Mutations in the melanocortin 4 receptor (MC4R) are the most frequent cause of monogenetic forms of human obesity. Despite its importance, the MC4R signaling pathways and transcriptional regulation that underly the melanocortin pathway are far from being fully understood. The transcription factor Nescient Helix Loop Helix 2 (Nhlh2), is known to influence the melanocortin pathway. It regulates the transcription of genes by binding to the E-Box binding sites present in the promoter region. Here in this dissertation, Nhlh2's role as a transcriptional regulator of Mc4r and the effects of deletion of Nhlh2 on peripheral energy expenditure, glucose homeostasis and fatty acid oxidation are reported. To investigate the transcriptional mechanisms of Mc4r and the involvement of Nhlh2, gene expression analysis, DNA-protein binding, transactivation assays, and SiRNA induction were used. We show that Nhlh2 regulates the transcription of Mc4r by binding to the three E-Boxes present on the promoter at -553, -361 and +47. Further, SiRNA knockdown of Nhlh2 in the N29/2 cell line depresses Mc4r expression which suggests the requirement of Nhlh2 for Mc4r transcription.

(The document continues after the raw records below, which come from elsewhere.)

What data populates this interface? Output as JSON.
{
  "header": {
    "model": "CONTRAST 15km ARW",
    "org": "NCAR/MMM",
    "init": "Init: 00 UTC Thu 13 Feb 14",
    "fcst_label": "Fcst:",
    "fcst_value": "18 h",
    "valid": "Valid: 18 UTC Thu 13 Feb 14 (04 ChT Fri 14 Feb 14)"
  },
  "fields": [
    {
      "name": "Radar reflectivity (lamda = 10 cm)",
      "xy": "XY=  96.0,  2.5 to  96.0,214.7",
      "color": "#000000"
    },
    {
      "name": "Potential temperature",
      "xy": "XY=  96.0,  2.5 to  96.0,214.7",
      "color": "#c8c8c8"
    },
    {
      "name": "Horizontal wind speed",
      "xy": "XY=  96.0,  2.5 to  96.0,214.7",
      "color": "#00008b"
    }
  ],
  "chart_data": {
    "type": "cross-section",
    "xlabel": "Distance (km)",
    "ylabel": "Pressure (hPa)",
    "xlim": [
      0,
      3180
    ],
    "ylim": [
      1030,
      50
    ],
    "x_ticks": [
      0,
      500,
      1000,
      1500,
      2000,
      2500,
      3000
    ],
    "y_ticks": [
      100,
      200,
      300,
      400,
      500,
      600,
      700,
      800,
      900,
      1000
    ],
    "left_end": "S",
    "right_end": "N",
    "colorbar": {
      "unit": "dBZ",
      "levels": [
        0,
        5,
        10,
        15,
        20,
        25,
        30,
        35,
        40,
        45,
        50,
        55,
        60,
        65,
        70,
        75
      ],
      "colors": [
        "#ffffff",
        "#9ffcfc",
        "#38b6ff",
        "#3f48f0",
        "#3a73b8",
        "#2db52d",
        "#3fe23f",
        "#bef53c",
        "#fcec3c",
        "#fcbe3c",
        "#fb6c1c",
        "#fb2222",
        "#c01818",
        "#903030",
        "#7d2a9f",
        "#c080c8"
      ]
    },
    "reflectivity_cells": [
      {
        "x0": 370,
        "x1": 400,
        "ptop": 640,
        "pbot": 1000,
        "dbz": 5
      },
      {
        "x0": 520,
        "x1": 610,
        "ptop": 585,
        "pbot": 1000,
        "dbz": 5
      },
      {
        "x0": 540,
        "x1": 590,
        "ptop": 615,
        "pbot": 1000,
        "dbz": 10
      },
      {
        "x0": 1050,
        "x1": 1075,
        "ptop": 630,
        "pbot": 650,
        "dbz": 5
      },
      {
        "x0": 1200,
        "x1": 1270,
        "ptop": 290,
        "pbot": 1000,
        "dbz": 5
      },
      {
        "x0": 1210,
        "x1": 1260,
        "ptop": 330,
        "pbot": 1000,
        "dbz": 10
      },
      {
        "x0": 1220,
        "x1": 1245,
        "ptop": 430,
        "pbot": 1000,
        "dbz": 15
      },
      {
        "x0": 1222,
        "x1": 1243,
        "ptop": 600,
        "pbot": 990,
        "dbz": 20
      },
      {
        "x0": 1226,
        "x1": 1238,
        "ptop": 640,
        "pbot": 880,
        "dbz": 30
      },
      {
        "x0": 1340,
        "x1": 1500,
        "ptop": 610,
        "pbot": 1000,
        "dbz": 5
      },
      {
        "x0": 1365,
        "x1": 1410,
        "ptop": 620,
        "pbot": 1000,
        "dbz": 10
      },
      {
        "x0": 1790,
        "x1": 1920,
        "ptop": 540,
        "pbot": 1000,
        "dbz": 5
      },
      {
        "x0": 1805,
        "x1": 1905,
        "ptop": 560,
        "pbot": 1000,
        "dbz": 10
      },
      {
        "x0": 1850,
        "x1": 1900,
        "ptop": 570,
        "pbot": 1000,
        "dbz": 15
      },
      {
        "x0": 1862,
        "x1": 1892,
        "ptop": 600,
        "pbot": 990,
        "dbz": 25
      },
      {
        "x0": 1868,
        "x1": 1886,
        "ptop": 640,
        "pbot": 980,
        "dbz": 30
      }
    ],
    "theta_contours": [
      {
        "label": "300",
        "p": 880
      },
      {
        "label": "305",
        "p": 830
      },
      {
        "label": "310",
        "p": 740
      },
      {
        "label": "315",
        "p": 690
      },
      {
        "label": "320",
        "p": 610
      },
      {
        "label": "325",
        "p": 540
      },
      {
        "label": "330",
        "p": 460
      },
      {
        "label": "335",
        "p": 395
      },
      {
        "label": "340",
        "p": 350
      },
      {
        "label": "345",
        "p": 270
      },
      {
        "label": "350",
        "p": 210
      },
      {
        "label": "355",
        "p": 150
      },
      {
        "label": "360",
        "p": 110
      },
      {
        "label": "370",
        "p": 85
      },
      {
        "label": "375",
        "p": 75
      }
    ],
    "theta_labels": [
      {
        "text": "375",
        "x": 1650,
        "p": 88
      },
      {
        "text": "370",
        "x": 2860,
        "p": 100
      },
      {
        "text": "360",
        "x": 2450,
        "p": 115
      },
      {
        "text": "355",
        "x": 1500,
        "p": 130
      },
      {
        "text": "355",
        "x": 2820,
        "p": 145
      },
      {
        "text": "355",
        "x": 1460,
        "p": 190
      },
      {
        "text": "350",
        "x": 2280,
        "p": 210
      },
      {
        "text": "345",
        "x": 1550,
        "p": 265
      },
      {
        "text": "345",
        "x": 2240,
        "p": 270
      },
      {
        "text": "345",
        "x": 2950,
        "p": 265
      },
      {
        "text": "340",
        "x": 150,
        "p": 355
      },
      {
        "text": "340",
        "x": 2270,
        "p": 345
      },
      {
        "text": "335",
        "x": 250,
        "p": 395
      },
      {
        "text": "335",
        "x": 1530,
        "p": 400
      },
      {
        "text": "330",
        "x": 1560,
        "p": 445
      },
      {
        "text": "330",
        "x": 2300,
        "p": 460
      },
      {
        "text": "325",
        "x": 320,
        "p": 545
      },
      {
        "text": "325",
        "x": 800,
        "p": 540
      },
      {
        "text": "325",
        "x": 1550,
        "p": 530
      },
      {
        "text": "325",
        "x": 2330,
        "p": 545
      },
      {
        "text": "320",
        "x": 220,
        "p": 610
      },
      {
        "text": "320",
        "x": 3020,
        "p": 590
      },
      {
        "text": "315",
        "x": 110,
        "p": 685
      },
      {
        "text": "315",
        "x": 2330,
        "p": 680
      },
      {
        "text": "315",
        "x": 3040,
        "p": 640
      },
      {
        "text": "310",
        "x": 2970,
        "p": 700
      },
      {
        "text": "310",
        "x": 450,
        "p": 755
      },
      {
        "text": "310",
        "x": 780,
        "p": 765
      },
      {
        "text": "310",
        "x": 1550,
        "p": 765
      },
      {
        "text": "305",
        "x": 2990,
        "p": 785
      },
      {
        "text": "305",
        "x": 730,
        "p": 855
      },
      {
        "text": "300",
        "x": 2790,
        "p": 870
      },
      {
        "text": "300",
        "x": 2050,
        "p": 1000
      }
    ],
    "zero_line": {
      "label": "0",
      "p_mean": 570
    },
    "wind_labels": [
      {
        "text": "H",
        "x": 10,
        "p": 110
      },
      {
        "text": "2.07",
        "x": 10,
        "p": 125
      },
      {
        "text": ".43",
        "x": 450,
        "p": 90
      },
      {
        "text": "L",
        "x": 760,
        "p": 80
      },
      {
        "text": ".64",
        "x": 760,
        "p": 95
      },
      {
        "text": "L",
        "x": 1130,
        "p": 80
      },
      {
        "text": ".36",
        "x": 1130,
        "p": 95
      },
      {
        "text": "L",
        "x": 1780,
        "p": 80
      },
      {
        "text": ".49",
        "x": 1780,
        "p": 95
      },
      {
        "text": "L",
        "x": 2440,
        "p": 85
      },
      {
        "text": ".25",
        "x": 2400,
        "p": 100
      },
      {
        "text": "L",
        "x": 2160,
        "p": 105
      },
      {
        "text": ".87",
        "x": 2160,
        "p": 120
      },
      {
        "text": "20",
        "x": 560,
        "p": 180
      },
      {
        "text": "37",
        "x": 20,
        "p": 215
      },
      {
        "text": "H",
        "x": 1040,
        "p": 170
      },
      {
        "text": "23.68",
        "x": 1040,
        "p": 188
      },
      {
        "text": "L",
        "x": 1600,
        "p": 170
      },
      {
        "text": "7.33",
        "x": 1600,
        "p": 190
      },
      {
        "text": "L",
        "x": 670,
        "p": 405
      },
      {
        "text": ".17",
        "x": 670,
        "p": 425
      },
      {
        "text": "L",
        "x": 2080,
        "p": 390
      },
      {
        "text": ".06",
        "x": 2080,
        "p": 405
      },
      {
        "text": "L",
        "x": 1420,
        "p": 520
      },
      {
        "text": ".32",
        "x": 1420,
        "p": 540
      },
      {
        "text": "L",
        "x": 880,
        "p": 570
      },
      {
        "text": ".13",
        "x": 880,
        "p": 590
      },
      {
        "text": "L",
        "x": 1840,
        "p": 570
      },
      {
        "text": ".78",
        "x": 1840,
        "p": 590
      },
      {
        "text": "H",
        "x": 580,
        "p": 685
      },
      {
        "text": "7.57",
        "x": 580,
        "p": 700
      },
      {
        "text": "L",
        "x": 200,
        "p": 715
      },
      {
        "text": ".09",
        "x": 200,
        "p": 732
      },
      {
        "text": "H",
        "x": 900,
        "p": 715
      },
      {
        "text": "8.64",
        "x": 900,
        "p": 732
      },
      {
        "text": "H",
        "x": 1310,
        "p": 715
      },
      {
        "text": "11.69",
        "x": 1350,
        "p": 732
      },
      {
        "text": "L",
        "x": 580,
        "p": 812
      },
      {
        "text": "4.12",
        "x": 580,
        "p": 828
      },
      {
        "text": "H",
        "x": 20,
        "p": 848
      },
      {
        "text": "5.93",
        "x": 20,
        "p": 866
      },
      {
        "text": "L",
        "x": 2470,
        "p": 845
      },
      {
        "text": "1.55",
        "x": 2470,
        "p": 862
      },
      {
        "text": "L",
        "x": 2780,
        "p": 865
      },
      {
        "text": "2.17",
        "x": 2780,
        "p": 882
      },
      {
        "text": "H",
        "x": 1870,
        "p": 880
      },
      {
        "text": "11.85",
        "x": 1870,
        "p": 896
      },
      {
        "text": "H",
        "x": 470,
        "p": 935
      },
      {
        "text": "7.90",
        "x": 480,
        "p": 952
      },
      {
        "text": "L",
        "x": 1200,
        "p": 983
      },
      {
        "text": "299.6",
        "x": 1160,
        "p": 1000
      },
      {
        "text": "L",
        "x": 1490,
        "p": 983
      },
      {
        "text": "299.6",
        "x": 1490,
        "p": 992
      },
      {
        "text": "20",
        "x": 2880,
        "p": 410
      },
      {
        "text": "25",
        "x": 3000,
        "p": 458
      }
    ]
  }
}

Development of adult onset obesity in the absence of evident hyperphagia questions the ability of mice which lacks Nhlh2 (N2KO) to utilize energy substrate efficiently. To test the effect of deletion of Nhlh2 in N2KO, body composition analysis, tissue specific characterization, fatty acid oxidation and glucose and insulin homeostasis were assessed. N2KO mice have a higher fat content than WT at the age of 12 weeks. There are architectural differences in adipose tissue of N2KO. White adipose tissue (WAT) shows infiltration of macrophages, and increased mRNA and serum levels of interleukin 6 which suggests the presence of a systemic inflammatory state in the N2KO mice. Sympathetic nervous system tone is reduced in both brown adipose tissue (BAT) and WAT, as evidenced by gene expression analysis, and this may be because of overall reduced melanocortinergic tone in N2KO mice. N2KO mice have an impaired glucose tolerance on the basis of their late glucose clearance on glucose (non-significant) and insulin (significant) challenges. Fatty acid oxidation (FAO) is higher in red fibers of skeletal muscle, and the respiratory exchange ratio (RER) is lower in N2KO, which is indicative of using fat as a preferential energy source. Increased expression of genes involved in the lipid metabolism in skeletal muscle and liver supports the RER and FAO, and are indicative of high turnover of lipids in N2KO.

Findings from these studies implicate Nhlh2 as a transcriptional regulator of Mc4r which has a direct relevance to the ever increasing epidemic of obesity. Characterization of N2KO mice sheds light on the adult onset obesity phenotype. Knowledge gained from these findings will help us understand the monogenetic form of obesity more completely and could lead to the design of improved pharmacological therapies that target Nhlh2 or Mc4r or modify physical activity behavior.